How improve Set Similarity Join based on prefix approach in distributed environment

Conference Paper

Publication Date:

2018

abstract:

Set similarity join is an essential operation in data integration and big data analytics, that finds similar pairs of records where the records contain string or set-based data. To cope with the increasing scale of the data, several techniques have been proposed to perform set similarity joins using distributed frameworks, such as the MapReduce framework. In particular, Vernica et al. [3] proposed a MapReduce implementation of the so-called PPJoin algorithm [2], which in a recent study, was experimentally demonstrated as one of the best set similarity join algorithm [4]. These techniques, however, usually produce huge amounts of duplicates in order to perform parallel processing successfully.
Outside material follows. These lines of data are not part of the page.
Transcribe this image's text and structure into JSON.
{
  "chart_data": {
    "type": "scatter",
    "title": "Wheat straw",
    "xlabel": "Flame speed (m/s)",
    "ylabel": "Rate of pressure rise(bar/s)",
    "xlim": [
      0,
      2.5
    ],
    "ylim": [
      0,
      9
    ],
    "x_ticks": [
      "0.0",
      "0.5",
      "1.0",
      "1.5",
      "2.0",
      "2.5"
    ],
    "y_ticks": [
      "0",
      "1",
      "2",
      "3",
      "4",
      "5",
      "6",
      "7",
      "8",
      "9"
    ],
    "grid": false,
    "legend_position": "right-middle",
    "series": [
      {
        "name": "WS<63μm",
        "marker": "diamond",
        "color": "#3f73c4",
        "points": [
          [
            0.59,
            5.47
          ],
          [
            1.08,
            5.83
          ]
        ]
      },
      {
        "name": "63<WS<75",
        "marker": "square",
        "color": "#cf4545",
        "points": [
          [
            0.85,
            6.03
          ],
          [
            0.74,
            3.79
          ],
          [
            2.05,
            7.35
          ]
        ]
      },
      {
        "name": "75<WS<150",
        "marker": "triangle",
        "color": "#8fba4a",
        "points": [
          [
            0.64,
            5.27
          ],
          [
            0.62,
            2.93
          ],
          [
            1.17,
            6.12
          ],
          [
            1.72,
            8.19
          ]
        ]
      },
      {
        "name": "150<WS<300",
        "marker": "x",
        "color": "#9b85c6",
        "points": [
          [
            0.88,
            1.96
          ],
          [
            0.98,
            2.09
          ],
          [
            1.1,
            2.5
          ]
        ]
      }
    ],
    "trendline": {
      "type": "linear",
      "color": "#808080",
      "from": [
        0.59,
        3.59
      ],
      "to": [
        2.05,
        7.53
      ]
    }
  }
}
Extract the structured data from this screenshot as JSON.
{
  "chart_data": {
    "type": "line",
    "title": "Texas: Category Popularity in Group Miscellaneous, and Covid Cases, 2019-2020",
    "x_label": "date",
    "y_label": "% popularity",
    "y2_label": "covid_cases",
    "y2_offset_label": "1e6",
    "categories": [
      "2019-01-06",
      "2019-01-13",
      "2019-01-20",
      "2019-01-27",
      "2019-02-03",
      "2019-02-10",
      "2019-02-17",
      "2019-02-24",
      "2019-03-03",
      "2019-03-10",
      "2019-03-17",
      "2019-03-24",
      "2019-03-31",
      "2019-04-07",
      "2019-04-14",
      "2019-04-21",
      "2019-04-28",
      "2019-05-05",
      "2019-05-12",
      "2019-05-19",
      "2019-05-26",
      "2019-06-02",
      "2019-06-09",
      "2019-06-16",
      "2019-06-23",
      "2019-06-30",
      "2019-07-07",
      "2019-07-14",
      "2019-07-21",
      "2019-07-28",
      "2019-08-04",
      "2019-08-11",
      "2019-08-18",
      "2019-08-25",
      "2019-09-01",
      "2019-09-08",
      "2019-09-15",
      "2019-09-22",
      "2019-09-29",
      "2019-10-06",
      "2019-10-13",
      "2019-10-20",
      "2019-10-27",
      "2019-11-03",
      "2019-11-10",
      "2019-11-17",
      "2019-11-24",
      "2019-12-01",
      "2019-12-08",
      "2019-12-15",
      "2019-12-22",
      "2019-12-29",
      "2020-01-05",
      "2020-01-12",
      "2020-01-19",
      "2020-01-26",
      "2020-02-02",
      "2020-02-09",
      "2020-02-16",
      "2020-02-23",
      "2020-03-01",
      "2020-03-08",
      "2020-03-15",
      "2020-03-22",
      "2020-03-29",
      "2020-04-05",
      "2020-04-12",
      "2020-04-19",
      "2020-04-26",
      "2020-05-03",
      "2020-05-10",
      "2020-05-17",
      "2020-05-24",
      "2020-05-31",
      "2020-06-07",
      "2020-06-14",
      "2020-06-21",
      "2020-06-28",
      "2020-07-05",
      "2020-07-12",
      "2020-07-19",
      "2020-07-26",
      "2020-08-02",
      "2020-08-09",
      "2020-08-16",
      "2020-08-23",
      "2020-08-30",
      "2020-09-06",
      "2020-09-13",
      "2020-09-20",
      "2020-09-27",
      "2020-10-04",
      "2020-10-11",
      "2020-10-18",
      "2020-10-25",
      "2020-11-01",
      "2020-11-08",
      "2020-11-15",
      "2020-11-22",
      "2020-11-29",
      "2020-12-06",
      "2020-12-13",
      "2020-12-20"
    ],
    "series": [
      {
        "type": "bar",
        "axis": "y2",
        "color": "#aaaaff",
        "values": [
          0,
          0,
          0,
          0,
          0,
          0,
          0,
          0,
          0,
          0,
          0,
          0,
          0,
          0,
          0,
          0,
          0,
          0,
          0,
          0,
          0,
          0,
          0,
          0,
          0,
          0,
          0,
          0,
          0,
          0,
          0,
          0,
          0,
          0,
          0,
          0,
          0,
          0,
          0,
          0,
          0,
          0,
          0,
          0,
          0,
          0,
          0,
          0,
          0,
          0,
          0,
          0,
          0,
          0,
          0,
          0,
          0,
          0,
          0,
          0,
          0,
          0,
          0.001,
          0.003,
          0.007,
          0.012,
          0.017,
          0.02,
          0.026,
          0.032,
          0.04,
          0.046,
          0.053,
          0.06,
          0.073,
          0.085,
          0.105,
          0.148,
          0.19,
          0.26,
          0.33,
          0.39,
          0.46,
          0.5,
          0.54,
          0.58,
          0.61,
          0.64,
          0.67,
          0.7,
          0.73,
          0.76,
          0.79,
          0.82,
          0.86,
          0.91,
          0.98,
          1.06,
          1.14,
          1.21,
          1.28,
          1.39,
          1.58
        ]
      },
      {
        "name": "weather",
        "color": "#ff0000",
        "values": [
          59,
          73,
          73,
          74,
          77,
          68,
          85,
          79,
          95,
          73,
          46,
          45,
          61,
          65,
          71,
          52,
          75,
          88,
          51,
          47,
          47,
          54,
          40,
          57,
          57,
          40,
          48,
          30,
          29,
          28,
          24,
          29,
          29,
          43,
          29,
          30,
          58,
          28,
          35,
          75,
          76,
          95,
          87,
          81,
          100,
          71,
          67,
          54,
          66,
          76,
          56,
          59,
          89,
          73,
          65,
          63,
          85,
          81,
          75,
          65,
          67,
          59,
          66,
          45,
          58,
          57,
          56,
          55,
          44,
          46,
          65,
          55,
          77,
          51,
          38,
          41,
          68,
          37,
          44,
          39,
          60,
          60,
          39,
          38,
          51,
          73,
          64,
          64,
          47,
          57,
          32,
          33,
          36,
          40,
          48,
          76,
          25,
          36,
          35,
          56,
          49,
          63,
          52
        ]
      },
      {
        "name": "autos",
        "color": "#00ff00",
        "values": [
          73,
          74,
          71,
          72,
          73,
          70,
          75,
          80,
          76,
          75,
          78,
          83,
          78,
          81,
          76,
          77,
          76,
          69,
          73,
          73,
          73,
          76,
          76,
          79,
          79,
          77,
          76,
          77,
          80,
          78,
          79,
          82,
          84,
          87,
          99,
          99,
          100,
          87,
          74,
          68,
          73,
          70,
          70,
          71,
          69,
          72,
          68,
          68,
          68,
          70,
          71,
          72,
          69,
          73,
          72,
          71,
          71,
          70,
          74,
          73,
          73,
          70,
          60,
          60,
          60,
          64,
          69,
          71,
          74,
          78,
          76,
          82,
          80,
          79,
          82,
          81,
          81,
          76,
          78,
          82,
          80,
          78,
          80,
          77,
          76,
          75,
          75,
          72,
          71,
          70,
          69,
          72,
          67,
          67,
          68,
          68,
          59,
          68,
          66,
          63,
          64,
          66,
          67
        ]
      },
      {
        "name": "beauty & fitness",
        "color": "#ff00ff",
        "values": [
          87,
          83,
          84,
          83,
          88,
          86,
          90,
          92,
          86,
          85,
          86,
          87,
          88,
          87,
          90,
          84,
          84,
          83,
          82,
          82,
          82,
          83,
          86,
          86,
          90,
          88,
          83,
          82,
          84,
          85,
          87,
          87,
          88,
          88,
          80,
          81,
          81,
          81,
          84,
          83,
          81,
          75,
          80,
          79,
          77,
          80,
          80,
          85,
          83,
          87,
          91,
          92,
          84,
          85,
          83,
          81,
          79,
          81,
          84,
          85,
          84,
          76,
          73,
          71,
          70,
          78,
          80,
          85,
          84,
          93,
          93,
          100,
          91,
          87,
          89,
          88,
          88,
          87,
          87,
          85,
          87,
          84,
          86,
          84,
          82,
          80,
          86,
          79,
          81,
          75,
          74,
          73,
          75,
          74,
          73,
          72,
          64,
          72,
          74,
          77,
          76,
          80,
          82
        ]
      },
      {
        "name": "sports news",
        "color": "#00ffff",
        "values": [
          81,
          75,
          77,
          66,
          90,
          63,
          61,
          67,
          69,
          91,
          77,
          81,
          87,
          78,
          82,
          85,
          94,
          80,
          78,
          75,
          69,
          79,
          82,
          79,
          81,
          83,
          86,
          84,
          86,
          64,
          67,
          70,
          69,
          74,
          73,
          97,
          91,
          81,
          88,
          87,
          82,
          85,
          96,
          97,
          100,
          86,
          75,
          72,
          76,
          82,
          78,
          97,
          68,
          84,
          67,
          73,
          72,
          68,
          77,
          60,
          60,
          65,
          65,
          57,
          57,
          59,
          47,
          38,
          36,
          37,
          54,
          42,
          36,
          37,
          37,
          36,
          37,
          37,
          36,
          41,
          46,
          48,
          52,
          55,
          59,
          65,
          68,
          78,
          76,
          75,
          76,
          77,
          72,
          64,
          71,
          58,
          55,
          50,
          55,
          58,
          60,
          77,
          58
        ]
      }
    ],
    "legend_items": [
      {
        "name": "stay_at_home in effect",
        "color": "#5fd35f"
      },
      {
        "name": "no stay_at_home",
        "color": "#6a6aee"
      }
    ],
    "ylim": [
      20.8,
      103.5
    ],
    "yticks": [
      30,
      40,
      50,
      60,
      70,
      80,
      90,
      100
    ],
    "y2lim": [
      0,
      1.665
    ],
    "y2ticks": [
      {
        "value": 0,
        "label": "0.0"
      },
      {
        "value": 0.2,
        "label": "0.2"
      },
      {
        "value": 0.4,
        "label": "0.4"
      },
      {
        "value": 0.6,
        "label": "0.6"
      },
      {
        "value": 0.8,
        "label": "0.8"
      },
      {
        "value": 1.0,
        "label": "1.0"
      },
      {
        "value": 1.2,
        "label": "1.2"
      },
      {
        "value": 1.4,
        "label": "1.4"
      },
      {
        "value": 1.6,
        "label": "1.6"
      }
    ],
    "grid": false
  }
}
The large number of duplicates incurs on both large shuffle cost and unnecessary computation cost, which significantly decrease the performance. Moreover, these approaches do not provide a load balancing guarantee, which results in a skewness problem and negatively affects the scalability properties of these techniques.
To address these problems, in this paper, we propose a duplicate-free framework, called TTJoin, to perform set simi- larity joins efficiently by utilizing an innovative filter based on prefix tokens and we implement it with one of most popular distributed framework, i.e., Apache Spark. Experiments on real world datasets demonstrate the effectiveness of proposed solution with respect to either traditional PPJoin and the MapReduce implementation proposed in [3].

Iris type:

4.1 Contributo in Atti di convegno

Keywords:

Similarity Join; Big Data; Record Linkage

List of contributors:

Zhu, Song; Gagliardelli, Luca; Simonini, Giovanni; Beneventano, Domenico

Authors of the University:

GAGLIARDELLI LUCA

Handle:

https://iris.uniecampus.it/handle/11389/69839

Book title:

2018 International Conference on High Performance Computing & Simulation, HPCS 2018, Orleans, France, July 16-20, 2018.